Yesterday I attended a session called "When Life Bites" presented by Dr David Kuhl of the Center for Practitioner Renewal. It was a workshop that addressed the pain that providers carry as they care for the suffering.
We created a bunch of time lines and dated our deaths to be 6 months from now. We analyzed what we had accomplished and what we would like to accomplish. We thought about people who have left and are leaving legacies to us and what kind of legacy we want to leave. It was sobering, to say the least.

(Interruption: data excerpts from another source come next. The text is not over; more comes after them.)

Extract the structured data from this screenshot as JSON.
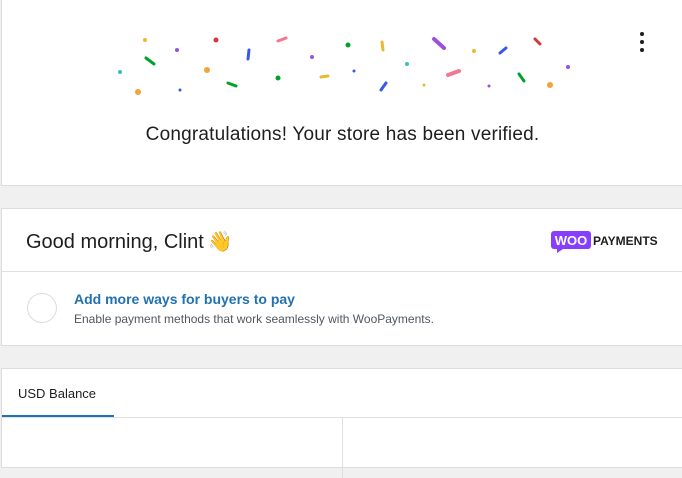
{
  "congrats": {
    "message": "Congratulations! Your store has been verified.",
    "menu_icon": "kebab-vertical-icon",
    "confetti_colors": [
      "#e8bb2f",
      "#9b51e0",
      "#d63638",
      "#3858e9",
      "#f2778f",
      "#00a32a",
      "#33c1c7",
      "#f2a33a"
    ]
  },
  "greeting": {
    "text": "Good morning, Clint",
    "emoji": "👋",
    "logo": {
      "woo": "WOO",
      "payments": "PAYMENTS",
      "woo_color": "#873eff"
    }
  },
  "task": {
    "title": "Add more ways for buyers to pay",
    "description": "Enable payment methods that work seamlessly with WooPayments.",
    "status_icon": "empty-circle-icon"
  },
  "balance": {
    "tabs": [
      {
        "label": "USD Balance",
        "active": true
      }
    ]
  }
}
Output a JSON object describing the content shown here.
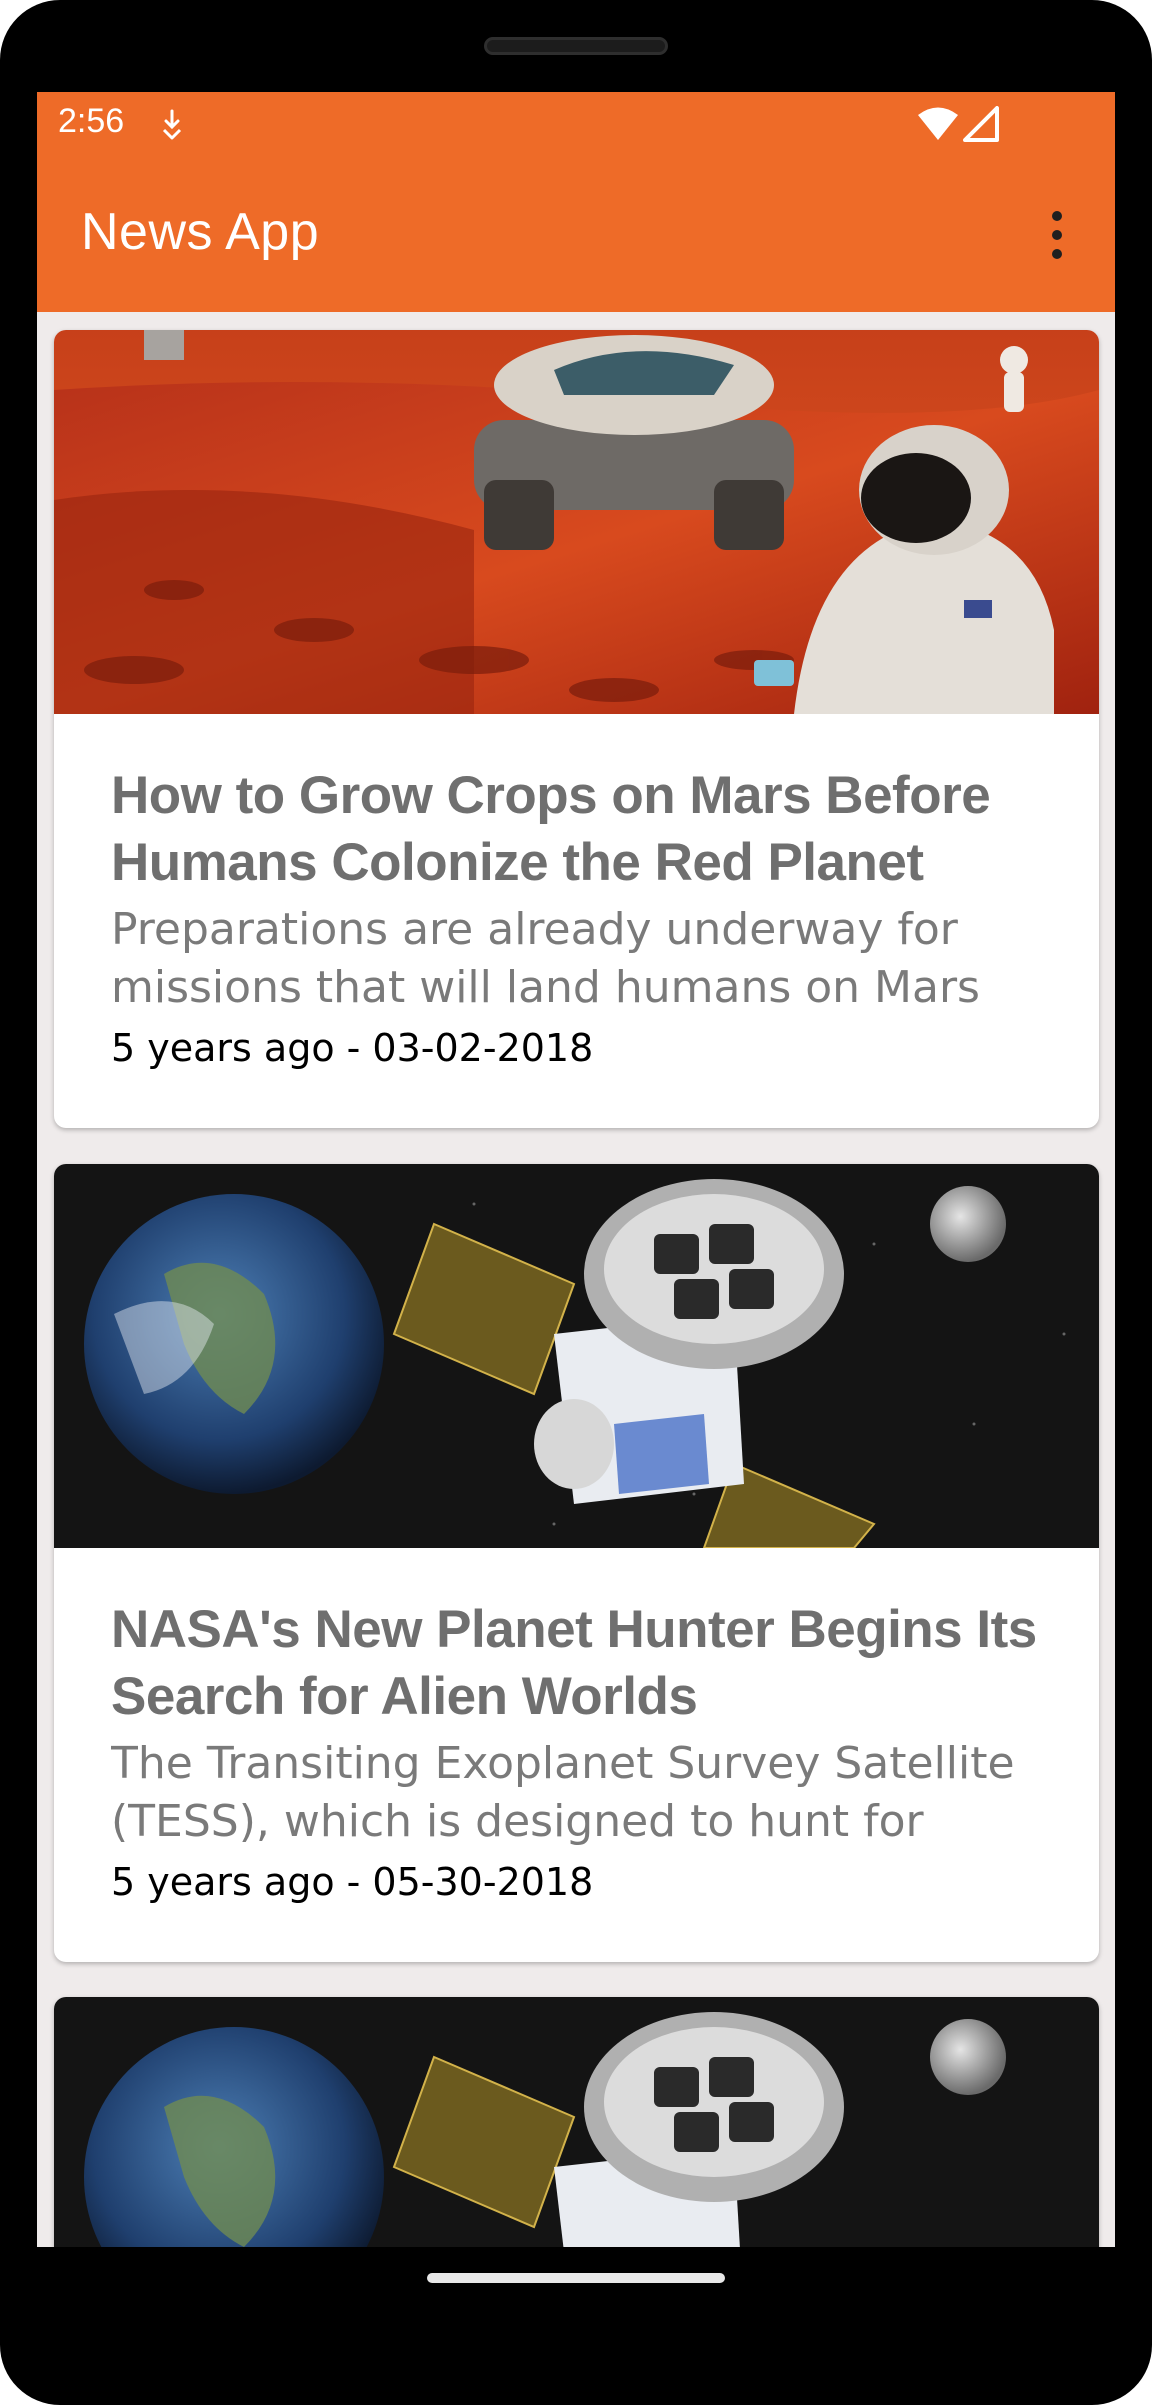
{
  "status_bar": {
    "time": "2:56",
    "background_color": "#ee6b28",
    "icons": [
      "download-icon",
      "wifi-icon",
      "signal-icon"
    ]
  },
  "app_bar": {
    "title": "News App",
    "menu_icon": "overflow-menu-icon"
  },
  "articles": [
    {
      "image": "mars-astronauts-image",
      "title": "How to Grow Crops on Mars Before Humans Colonize the Red Planet",
      "description": "Preparations are already underway for missions that will land humans on Mars",
      "date": "5 years ago - 03-02-2018"
    },
    {
      "image": "tess-satellite-image",
      "title": "NASA's New Planet Hunter Begins Its Search for Alien Worlds",
      "description": "The Transiting Exoplanet Survey Satellite (TESS), which is designed to hunt for",
      "date": "5 years ago - 05-30-2018"
    },
    {
      "image": "tess-satellite-image"
    }
  ],
  "colors": {
    "accent": "#ee6b28",
    "title_text": "#6f6f6f",
    "background": "#efebeb"
  }
}
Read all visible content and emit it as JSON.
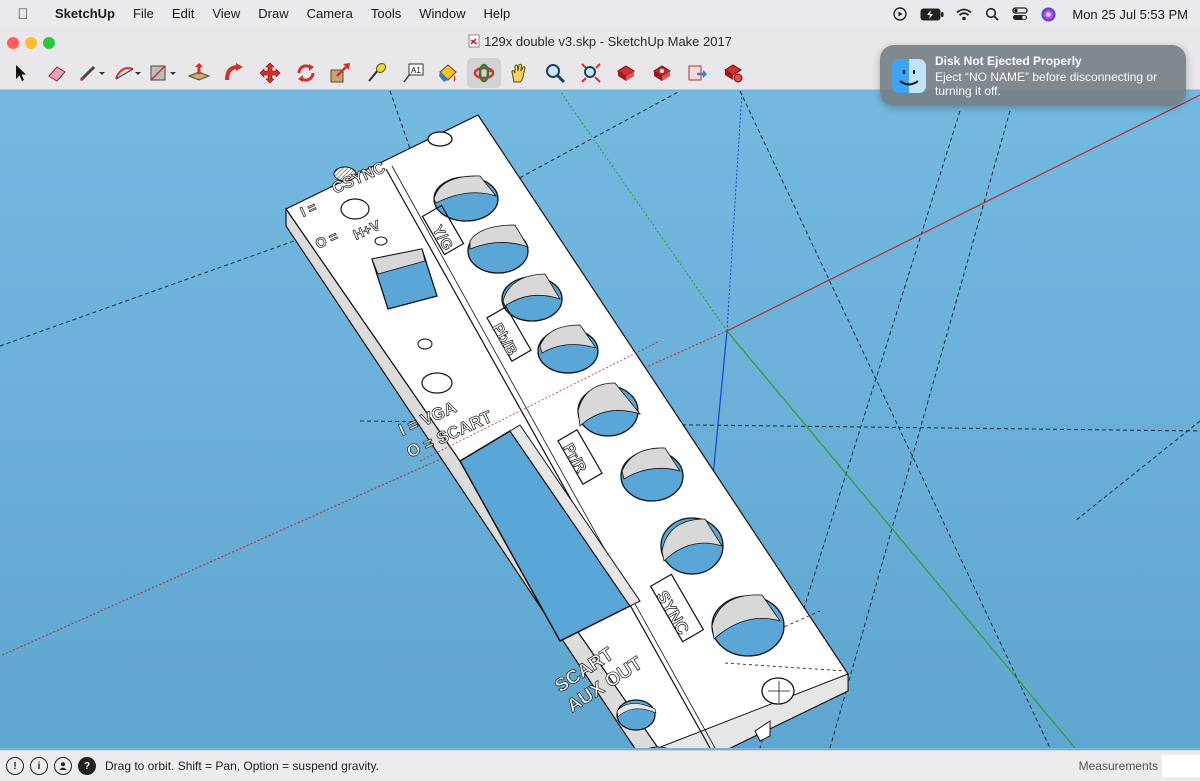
{
  "menubar": {
    "app_name": "SketchUp",
    "menus": [
      "File",
      "Edit",
      "View",
      "Draw",
      "Camera",
      "Tools",
      "Window",
      "Help"
    ],
    "datetime": "Mon 25 Jul  5:53 PM"
  },
  "window": {
    "title": "129x double v3.skp - SketchUp Make 2017"
  },
  "toolbar": {
    "tools": [
      "Select",
      "Eraser",
      "Line",
      "Arc",
      "Shapes",
      "Push/Pull",
      "Follow Me",
      "Move",
      "Rotate",
      "Scale",
      "Tape Measure",
      "Text",
      "Paint Bucket",
      "Orbit",
      "Pan",
      "Zoom",
      "Zoom Extents",
      "3D Warehouse",
      "Extension Warehouse",
      "Send to LayOut",
      "Extension Manager"
    ],
    "active_tool": "Orbit"
  },
  "model": {
    "labels": {
      "csync": "CSYNC",
      "i_equals": "I =",
      "o_equals": "O =",
      "hv": "H+V",
      "vga": "I = VGA",
      "scart": "O = SCART",
      "yg": "Y/G",
      "pbb": "Pb/B",
      "prr": "Pr/R",
      "sync": "SYNC",
      "scart_label": "SCART",
      "aux_out": "AUX OUT"
    }
  },
  "notification": {
    "title": "Disk Not Ejected Properly",
    "body": "Eject “NO NAME” before disconnecting or turning it off."
  },
  "statusbar": {
    "message": "Drag to orbit. Shift = Pan, Option = suspend gravity.",
    "measurements_label": "Measurements",
    "measurements_value": ""
  },
  "colors": {
    "viewport_sky": "#6fb4dc",
    "axis_red": "#c0292b",
    "axis_green": "#2ca02c",
    "axis_blue": "#1a3fd6"
  }
}
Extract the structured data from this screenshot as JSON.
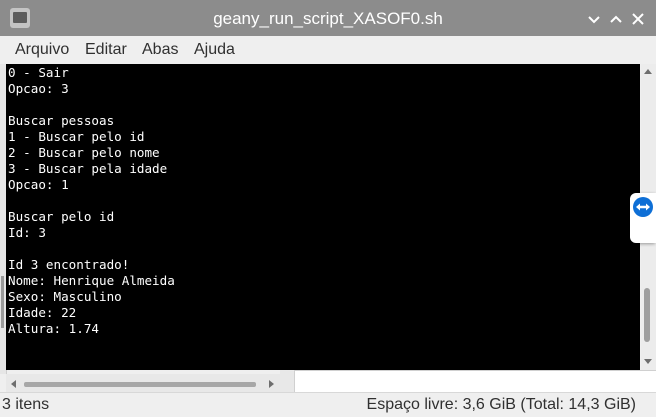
{
  "window": {
    "title": "geany_run_script_XASOF0.sh",
    "buttons": {
      "minimize": "chevron-down-icon",
      "maximize": "chevron-up-icon",
      "close": "close-icon"
    }
  },
  "menu": {
    "items": [
      "Arquivo",
      "Editar",
      "Abas",
      "Ajuda"
    ]
  },
  "terminal": {
    "lines": [
      "0 - Sair",
      "Opcao: 3",
      "",
      "Buscar pessoas",
      "1 - Buscar pelo id",
      "2 - Buscar pelo nome",
      "3 - Buscar pela idade",
      "Opcao: 1",
      "",
      "Buscar pelo id",
      "Id: 3",
      "",
      "Id 3 encontrado!",
      "Nome: Henrique Almeida",
      "Sexo: Masculino",
      "Idade: 22",
      "Altura: 1.74"
    ]
  },
  "status": {
    "items_count": "3 itens",
    "free_space": "Espaço livre: 3,6 GiB (Total: 14,3 GiB)"
  },
  "colors": {
    "titlebar": "#8c8c8c",
    "terminal_bg": "#000000",
    "terminal_fg": "#ffffff",
    "teamviewer_blue": "#0e6fd6"
  }
}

We also explored some of our pasts. It was interesting to see how our coping skills from our young years transfer into the workplace. Nobody comes to work as a blank slate. All kinds of things can hinder our ability to work as a team. It's so hard to remember that whole people come to work and that people aren't their jobs. We need to be gentle and gracious with each other.
We spent some time processing past hurts as well. I've done a lot of that in my life. To some extent it's healthy but I never want to be stuck in the past again. It was good to do a brief visit though. I think I've mostly dealt with my past hurts, including the Big Hurt and am constantly thankful for my time at Homewood to help me with that.
Life is so fragile. We can cause so much grief or so much blessing for people in our lives. Relationships is where it's at. It doesn't matter what the house is like. It doesn't matter how much money I make. It doesn't matter how fit I am or how much I weigh. So much of life that seems like a big deal really doesn't matter.
The truth is, I nit-pick. I make big deals about things that don't matter. I argue with my husband about trivial things. I forget to show appreciation to the people that I love. I lose sight of what's important in the din of every day life. I search for my own meaning and happiness as if it's something that can be found, when in actuality life is an opportunity to create meaning for myself. The best gift I can give anyone is myself. Stuff is just so unimportant.
May I constantly live like I am dying.